Entrevista EF (Tânia Gabrielli-Pohlmann) - ALEMANHA

"ESCOBAR FRANELAS BRINCANDO COM A LUCIDEZ"

© Tânia Gabrielli-Pohlmann (Alemanha, 2003)

Escobar Franelas não perdoa os detalhes que escapam dos olhos cotidianos de Sampa. Sua linguagem é pictórica, ácida, enxuta; estilo que se foi enraizando desde a adolescência e que agora vem à tona sem piedades da mesmice.

Este videomaker paulistano de 34 anos já peregrinou por algumas coletâneas e antologias antes de publicar, em 1998, seu primeiro livro – hardrockcoreNroll (Scortecci Editora). A obra foi dividida em três partes – “alquimia”, “catraia” e “haicaos” (sic), totalizando 77 poemas que escandalizam a expectativa de formas já conhecidas e reverenciadas, surpreendendo caminhos semânticos e sonoros, mesclando sentimentos mais que atrevidos e coerentes.
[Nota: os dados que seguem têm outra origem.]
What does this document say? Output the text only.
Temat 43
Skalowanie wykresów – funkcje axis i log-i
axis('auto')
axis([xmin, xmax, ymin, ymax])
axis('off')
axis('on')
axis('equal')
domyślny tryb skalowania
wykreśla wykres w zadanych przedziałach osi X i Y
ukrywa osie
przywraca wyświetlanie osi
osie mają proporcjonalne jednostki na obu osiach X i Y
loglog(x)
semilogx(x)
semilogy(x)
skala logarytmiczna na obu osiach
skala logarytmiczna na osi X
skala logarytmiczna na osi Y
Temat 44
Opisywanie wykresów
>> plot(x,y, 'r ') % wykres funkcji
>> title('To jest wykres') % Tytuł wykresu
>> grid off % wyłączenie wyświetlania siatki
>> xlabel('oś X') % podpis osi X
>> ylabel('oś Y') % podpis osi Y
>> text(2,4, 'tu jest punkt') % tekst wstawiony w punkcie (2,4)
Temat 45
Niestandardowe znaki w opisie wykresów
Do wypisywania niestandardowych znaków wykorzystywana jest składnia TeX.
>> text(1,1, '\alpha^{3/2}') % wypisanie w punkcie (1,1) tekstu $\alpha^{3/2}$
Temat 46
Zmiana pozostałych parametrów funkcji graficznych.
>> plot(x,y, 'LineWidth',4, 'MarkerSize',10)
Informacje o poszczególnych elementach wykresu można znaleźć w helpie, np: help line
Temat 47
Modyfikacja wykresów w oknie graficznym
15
TGP: Escobar, "hardrockcoreNroll" foi seu début. E você diz ter sido uma tentativa de brincar com a lucidez. Como é que você classifica esta tentativa?
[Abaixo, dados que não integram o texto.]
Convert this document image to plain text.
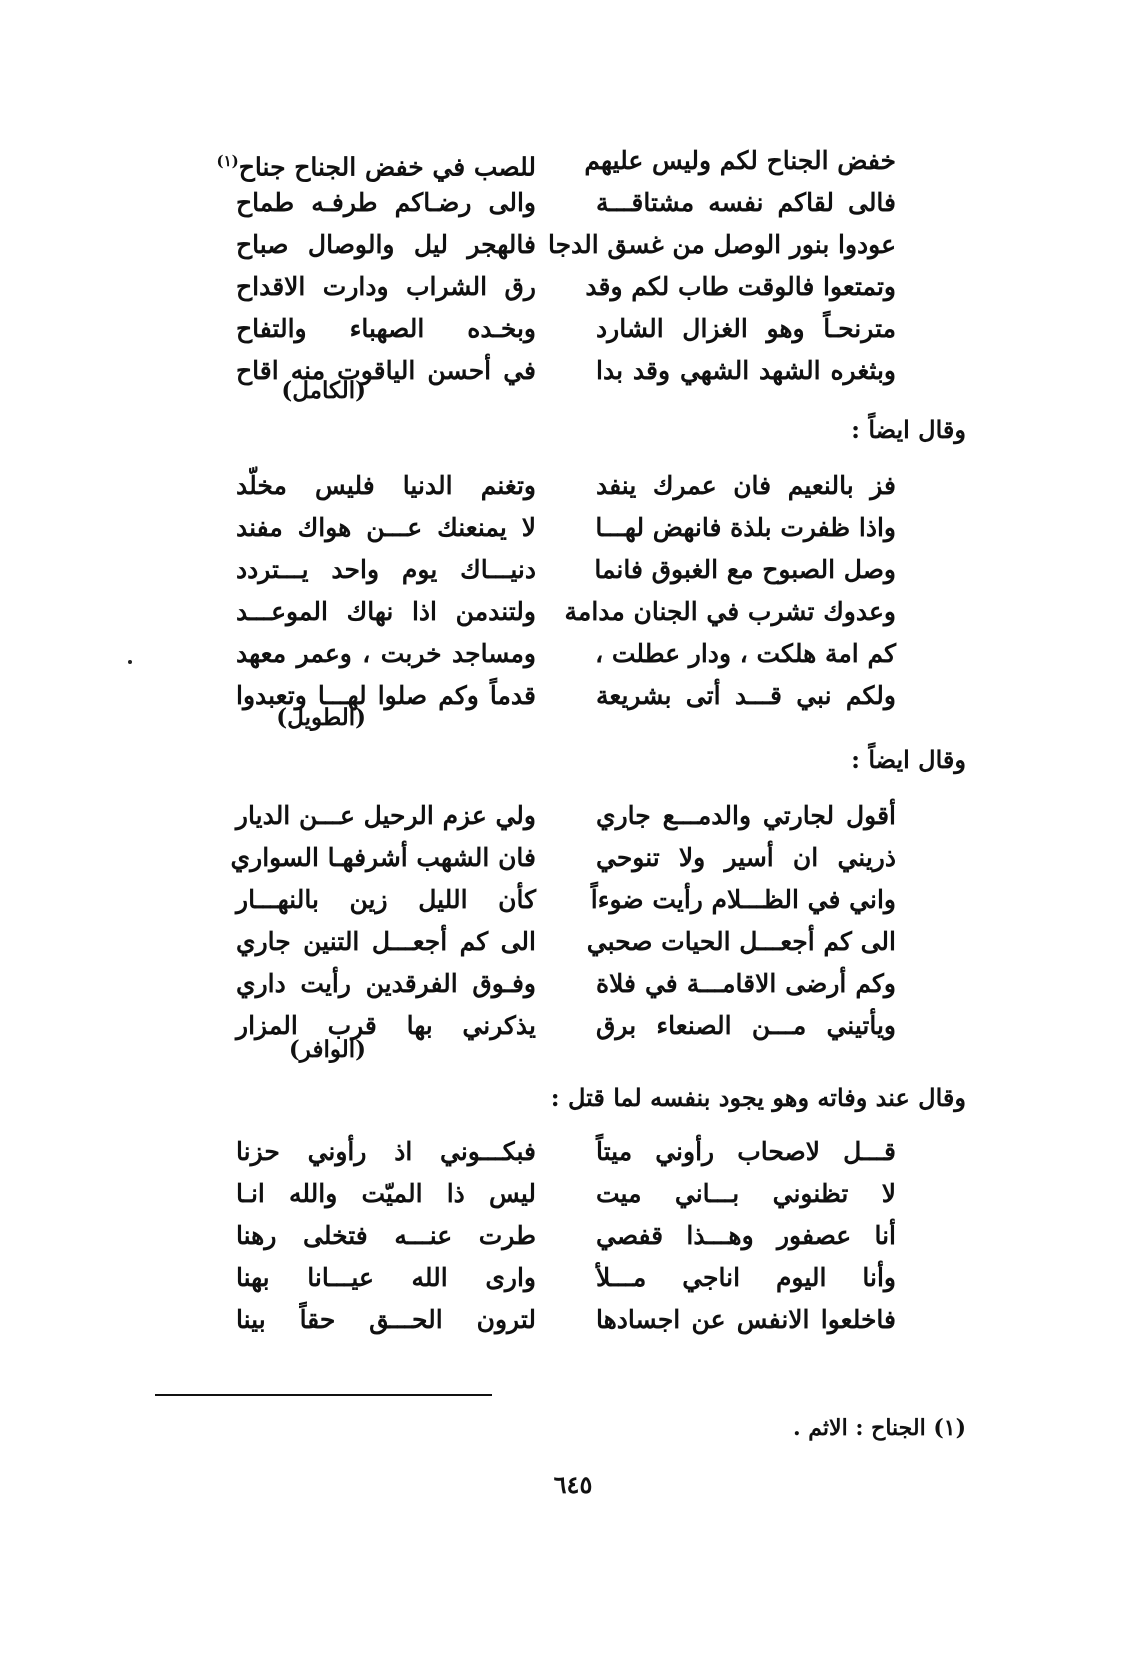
خفض الجناح لكم وليس عليهم
فالى لقاكم نفسه مشتاقـــة
عودوا بنور الوصل من غسق الدجا
وتمتعوا فالوقت طاب لكم وقد
مترنحـاً وهو الغزال الشارد
وبثغره الشهد الشهي وقد بدا
للصب في خفض الجناح جناح$^{(١)}$
والى رضـاكم طرفـه طماح
فالهجر ليل والوصال صباح
رق الشراب ودارت الاقداح
وبخـده الصهباء والتفاح
في أحسن الياقوت منه اقاح
(الكامل)
وقال ايضاً :
فز بالنعيم فان عمرك ينفد
واذا ظفرت بلذة فانهض لهـــا
وصل الصبوح مع الغبوق فانما
وعدوك تشرب في الجنان مدامة
كم امة هلكت ، ودار عطلت ،
ولكم نبي قـــد أتى بشريعة
وتغنم الدنيا فليس مخلّد
لا يمنعنك عـــن هواك مفند
دنيـــاك يوم واحد يـــتردد
ولتندمن اذا نهاك الموعـــد
ومساجد خربت ، وعمر معهد
قدماً وكم صلوا لهـــا وتعبدوا
(الطويل)
وقال ايضاً :
أقول لجارتي والدمـــع جاري
ذريني ان أسير ولا تنوحي
واني في الظـــلام رأيت ضوءاً
الى كم أجعـــل الحيات صحبي
وكم أرضى الاقامـــة في فلاة
ويأتيني مـــن الصنعاء برق
ولي عزم الرحيل عـــن الديار
فان الشهب أشرفهـا السواري
كأن الليل زين بالنهـــار
الى كم أجعـــل التنين جاري
وفـوق الفرقدين رأيت داري
يذكرني بها قرب المزار
(الوافر)
وقال عند وفاته وهو يجود بنفسه لما قتل :
قـــل لاصحاب رأوني ميتاً
لا تظنوني بـــاني ميت
أنا عصفور وهـــذا قفصي
وأنا اليوم اناجي مـــلأ
فاخلعوا الانفس عن اجسادها
فبكـــوني اذ رأوني حزنا
ليس ذا الميّت والله انـا
طرت عنـــه فتخلى رهنا
وارى الله عيـــانا بهنا
لترون الحـــق حقاً بينا
(١) الجناح : الاثم .
٦٤٥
EF: Eu tinha em mente tentar elucidar três situações que se me apresentavam. Uma, a tentativa de trazer a linguagem da rua para o universo poético, o culto da oralidade, essas coisas. Mas sem estereótipos. Usei isso até numa epígrafe, em que fiz uma citação do João Antônio, que considero ótimo contista, numa entrevista com o Darcy Ribeiro. A segunda manifestação crônica em meu trabalho foi a influência clara da música no meu processo de composição (e também das artes plásticas). Por último, outro dado que influenciou muito na concepção de "hardrockcoreNroll" foi a tentativa de nunca repetir fórmulas convencionadas das escolas literárias, principalmente.
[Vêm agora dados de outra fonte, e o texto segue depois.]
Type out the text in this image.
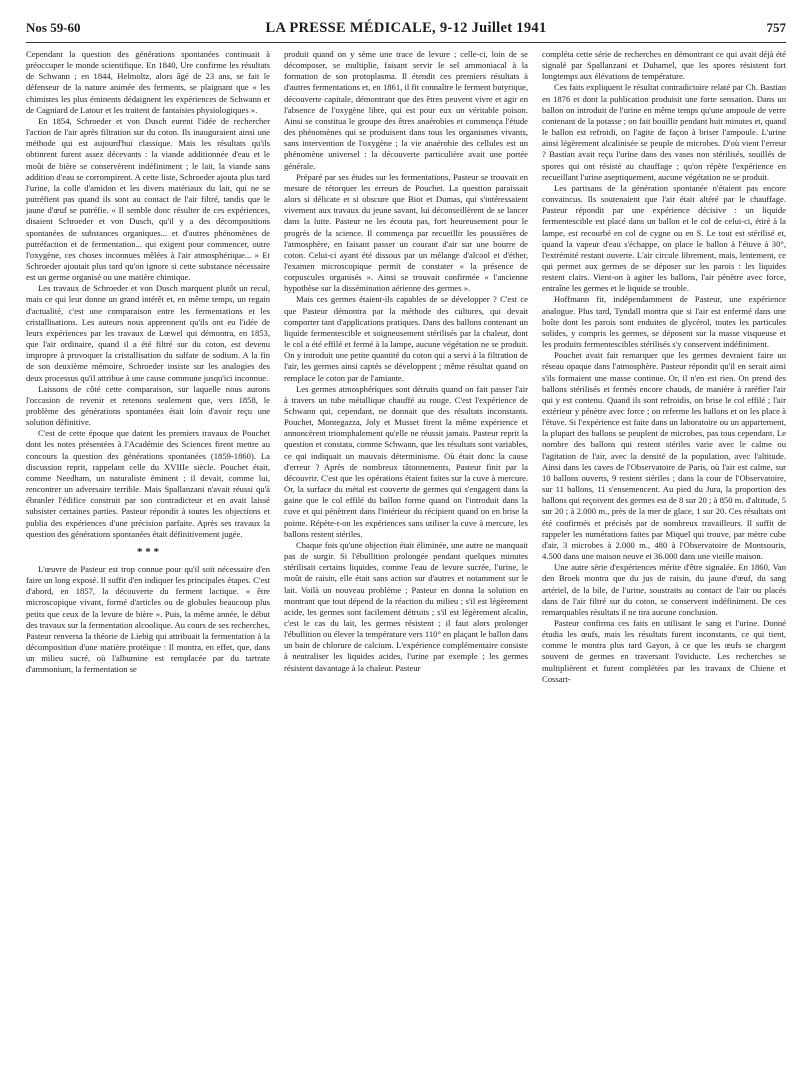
Nos 59-60	LA PRESSE MÉDICALE, 9-12 Juillet 1941	757

Cependant la question des générations spontanées continuait à préoccuper le monde scientifique. En 1840, Ure confirme les résultats de Schwann ; en 1844, Helmoltz, alors âgé de 23 ans, se fait le défenseur de la nature animée des ferments, se plaignant que « les chimistes les plus éminents dédaignent les expériences de Schwann et de Cagniard de Latour et les traitent de fantaisies physiologiques ».

En 1854, Schroeder et von Dusch eurent l'idée de rechercher l'action de l'air après filtration sur du coton. Ils inauguraient ainsi une méthode qui est aujourd'hui classique. Mais les résultats qu'ils obtinrent furent assez décevants : la viande additionnée d'eau et le moût de bière se conservèrent indéfiniment ; le lait, la viande sans addition d'eau se corrompirent. A cette liste, Schroeder ajouta plus tard l'urine, la colle d'amidon et les divers matériaux du lait, qui ne se putréfient pas quand ils sont au contact de l'air filtré, tandis que le jaune d'œuf se putréfie. « Il semble donc résulter de ces expériences, disaient Schroeder et von Dusch, qu'il y a des décompositions spontanées de substances organiques... et d'autres phénomènes de putréfaction et de fermentation... qui exigent pour commencer, outre l'oxygène, ces choses inconnues mêlées à l'air atmosphérique... » Et Schroeder ajoutait plus tard qu'on ignore si cette substance nécessaire est un germe organisé ou une matière chimique.

Les travaux de Schroeder et von Dusch marquent plutôt un recul, mais ce qui leur donne un grand intérêt et, en même temps, un regain d'actualité, c'est une comparaison entre les fermentations et les cristallisations. Les auteurs nous apprennent qu'ils ont eu l'idée de leurs expériences par les travaux de Lœwel qui démontra, en 1853, que l'air ordinaire, quand il a été filtré sur du coton, est devenu impropre à provoquer la cristallisation du sulfate de sodium. A la fin de son deuxième mémoire, Schroeder insiste sur les analogies des deux processus qu'il attribue à une cause commune jusqu'ici inconnue.

Laissons de côté cette comparaison, sur laquelle nous aurons l'occasion de revenir et retenons seulement que, vers 1858, le problème des générations spontanées était loin d'avoir reçu une solution définitive.

C'est de cette époque que datent les premiers travaux de Pouchet dont les notes présentées à l'Académie des Sciences firent mettre au concours la question des générations spontanées (1859-1860). La discussion reprit, rappelant celle du XVIIIe siècle. Pouchet était, comme Needham, un naturaliste éminent ; il devait, comme lui, rencontrer un adversaire terrible. Mais Spallanzani n'avait réussi qu'à ébranler l'édifice construit par son contradicteur et en avait laissé subsister certaines parties. Pasteur répondit à toutes les objections et publia des expériences d'une précision parfaite. Après ses travaux la question des générations spontanées était définitivement jugée.

* * *

L'œuvre de Pasteur est trop connue pour qu'il soit nécessaire d'en faire un long exposé. Il suffit d'en indiquer les principales étapes. C'est d'abord, en 1857, la découverte du ferment lactique. « être microscopique vivant, formé d'articles ou de globules beaucoup plus petits que ceux de la levure de bière ». Puis, la même année, le début des travaux sur la fermentation alcoolique. Au cours de ses recherches, Pasteur renversa la théorie de Liebig qui attribuait la fermentation à la décomposition d'une matière protéique : Il montra, en effet, que, dans un milieu sucré, où l'albumine est remplacée par du tartrate d'ammonium, la fermentation se

produit quand on y sème une trace de levure ; celle-ci, loin de se décomposer, se multiplie, faisant servir le sel ammoniacal à la formation de son protoplasma. Il étendit ces premiers résultats à d'autres fermentations et, en 1861, il fit connaître le ferment butyrique, découverte capitale, démontrant que des êtres peuvent vivre et agir en l'absence de l'oxygène libre, qui est pour eux un véritable poison. Ainsi se constitua le groupe des êtres anaérobies et commença l'étude des phénomènes qui se produisent dans tous les organismes vivants, sans intervention de l'oxygène ; la vie anaérobie des cellules est un phénomène universel : la découverte particulière avait une portée générale.

Préparé par ses études sur les fermentations, Pasteur se trouvait en mesure de rétorquer les erreurs de Pouchet. La question paraissait alors si délicate et si obscure que Biot et Dumas, qui s'intéressaient vivement aux travaux du jeune savant, lui déconseillèrent de se lancer dans la lutte. Pasteur ne les écouta pas, fort heureusement pour le progrès de la science. Il commença par recueillir les poussières de l'atmosphère, en faisant passer un courant d'air sur une bourre de coton. Celui-ci ayant été dissous par un mélange d'alcool et d'éther, l'examen microscopique permit de constater « la présence de corpuscules organisés ». Ainsi se trouvait confirmée « l'ancienne hypothèse sur la dissémination aérienne des germes ».

Mais ces germes étaient-ils capables de se développer ? C'est ce que Pasteur démontra par la méthode des cultures, qui devait comporter tant d'applications pratiques. Dans des ballons contenant un liquide fermentescible et soigneusement stérilisés par la chaleur, dont le col a été effilé et fermé à la lampe, aucune végétation ne se produit. On y introduit une petite quantité du coton qui a servi à la filtration de l'air, les germes ainsi captés se développent ; même résultat quand on remplace le coton par de l'amiante.

Les germes atmosphériques sont détruits quand on fait passer l'air à travers un tube métallique chauffé au rouge. C'est l'expérience de Schwann qui, cependant, ne donnait que des résultats inconstants. Pouchet, Montegazza, Joly et Musset firent la même expérience et annoncèrent triomphalement qu'elle ne réussit jamais. Pasteur reprit la question et constata, comme Schwann, que les résultats sont variables, ce qui indiquait un mauvais déterminisme. Où était donc la cause d'erreur ? Après de nombreux tâtonnements, Pasteur finit par la découvrir. C'est que les opérations étaient faites sur la cuve à mercure. Or, la surface du métal est couverte de germes qui s'engagent dans la gaine que le col effilé du ballon forme quand on l'introduit dans la cuve et qui pénètrent dans l'intérieur du récipient quand on en brise la pointe. Répète-t-on les expériences sans utiliser la cuve à mercure, les ballons restent stériles.

Chaque fois qu'une objection était éliminée, une autre ne manquait pas de surgir. Si l'ébullition prolongée pendant quelques minutes stérilisait certains liquides, comme l'eau de levure sucrée, l'urine, le moût de raisin, elle était sans action sur d'autres et notamment sur le lait. Voilà un nouveau problème ; Pasteur en donna la solution en montrant que tout dépend de la réaction du milieu ; s'il est légèrement acide, les germes sont facilement détruits ; s'il est légèrement alcalin, c'est le cas du lait, les germes résistent ; il faut alors prolonger l'ébullition ou élever la température vers 110° en plaçant le ballon dans un bain de chlorure de calcium. L'expérience complémentaire consiste à neutraliser les liquides acides, l'urine par exemple ; les germes résistent davantage à la chaleur. Pasteur

compléta cette série de recherches en démontrant ce qui avait déjà été signalé par Spallanzani et Duhamel, que les spores résistent fort longtemps aux élévations de température.

Ces faits expliquent le résultat contradictoire relaté par Ch. Bastian en 1876 et dont la publication produisit une forte sensation. Dans un ballon on introduit de l'urine en même temps qu'une ampoule de verre contenant de la potasse ; on fait bouillir pendant huit minutes et, quand le ballon est refroidi, on l'agite de façon à briser l'ampoule. L'urine ainsi légèrement alcalinisée se peuple de microbes. D'où vient l'erreur ? Bastian avait reçu l'urine dans des vases non stérilisés, souillés de spores qui ont résisté au chauffage ; qu'on répète l'expérience en recueillant l'urine aseptiquement, aucune végétation ne se produit.

Les partisans de la génération spontanée n'étaient pas encore convaincus. Ils soutenaient que l'air était altéré par le chauffage. Pasteur répondit par une expérience décisive : un liquide fermentescible est placé dans un ballon et le col de celui-ci, étiré à la lampe, est recourbé en col de cygne ou en S. Le tout est stérilisé et, quand la vapeur d'eau s'échappe, on place le ballon à l'étuve à 30°, l'extrémité restant ouverte. L'air circule librement, mais, lentement, ce qui permet aux germes de se déposer sur les parois : les liquides restent clairs. Vient-on à agiter les ballons, l'air pénètre avec force, entraîne les germes et le liquide se trouble.

Hoffmann fit, indépendamment de Pasteur, une expérience analogue. Plus tard, Tyndall montra que si l'air est enfermé dans une boîte dont les parois sont enduites de glycérol, toutes les particules solides, y compris les germes, se déposent sur la masse visqueuse et les produits fermentescibles stérilisés s'y conservent indéfiniment.

Pouchet avait fait remarquer que les germes devraient faire un réseau opaque dans l'atmosphère. Pasteur répondit qu'il en serait ainsi s'ils formaient une masse continue. Or, il n'en est rien. On prend des ballons stérilisés et fermés encore chauds, de manière à raréfier l'air qui y est contenu. Quand ils sont refroidis, on brise le col effilé ; l'air extérieur y pénètre avec force ; on referme les ballons et on les place à l'étuve. Si l'expérience est faite dans un laboratoire ou un appartement, la plupart des ballons se peuplent de microbes, pas tous cependant. Le nombre des ballons qui restent stériles varie avec le calme ou l'agitation de l'air, avec la densité de la population, avec l'altitude. Ainsi dans les caves de l'Observatoire de Paris, où l'air est calme, sur 10 ballons ouverts, 9 restent stériles ; dans la cour de l'Observatoire, sur 11 ballons, 11 s'ensemencent. Au pied du Jura, la proportion des ballons qui reçoivent des germes est de 8 sur 20 ; à 850 m. d'altitude, 5 sur 20 ; à 2.000 m., près de la mer de glace, 1 sur 20. Ces résultats ont été confirmés et précisés par de nombreux travailleurs. Il suffit de rappeler les numérations faites par Miquel qui trouve, par mètre cube d'air, 3 microbes à 2.000 m., 480 à l'Observatoire de Montsouris, 4.500 dans une maison neuve et 36.000 dans une vieille maison.

Une autre série d'expériences mérite d'être signalée. En 1860, Van den Broek montra que du jus de raisin, du jaune d'œuf, du sang artériel, de la bile, de l'urine, soustraits au contact de l'air ou placés dans de l'air filtré sur du coton, se conservent indéfiniment. De ces remarquables résultats il ne tira aucune conclusion.

Pasteur confirma ces faits en utilisant le sang et l'urine. Donné étudia les œufs, mais les résultats furent inconstants, ce qui tient, comme le montra plus tard Gayon, à ce que les œufs se chargent souvent de germes en traversant l'oviducte. Les recherches se multiplièrent et furent complétées par les travaux de Chiene et Cossart-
FTGP: Você consegue trazer não apenas a linguagem musical ao seu trabalho; a imagem fragmentada e recolhida pela sensibilidade visual de um videomaker é clara nesta sua obra. Fale um pouco a respeito...

EF: O videomaker é um cineasta. Ele trabalha a idéia, a imagem, a linearidade, o sentido, enfim... Seu escopo, contudo, é fundamentado no chão, no mundo real. Acho natural que "hardrockcoreNroll" tenha seguido essa trilha, pois essa foi a minha formação artística, cultural e histórica.

TGP: Você já está com mais um livro pronto, o “pois é a”, também de poesia. Fale a respeito do curso lingüístico deste livro.

EF: “pois é a”, na verdade, continua a minha busca pela ruptura, por novos signos(semânticos ou não), que tento criar, moldar e associar dentro de minha verve poética.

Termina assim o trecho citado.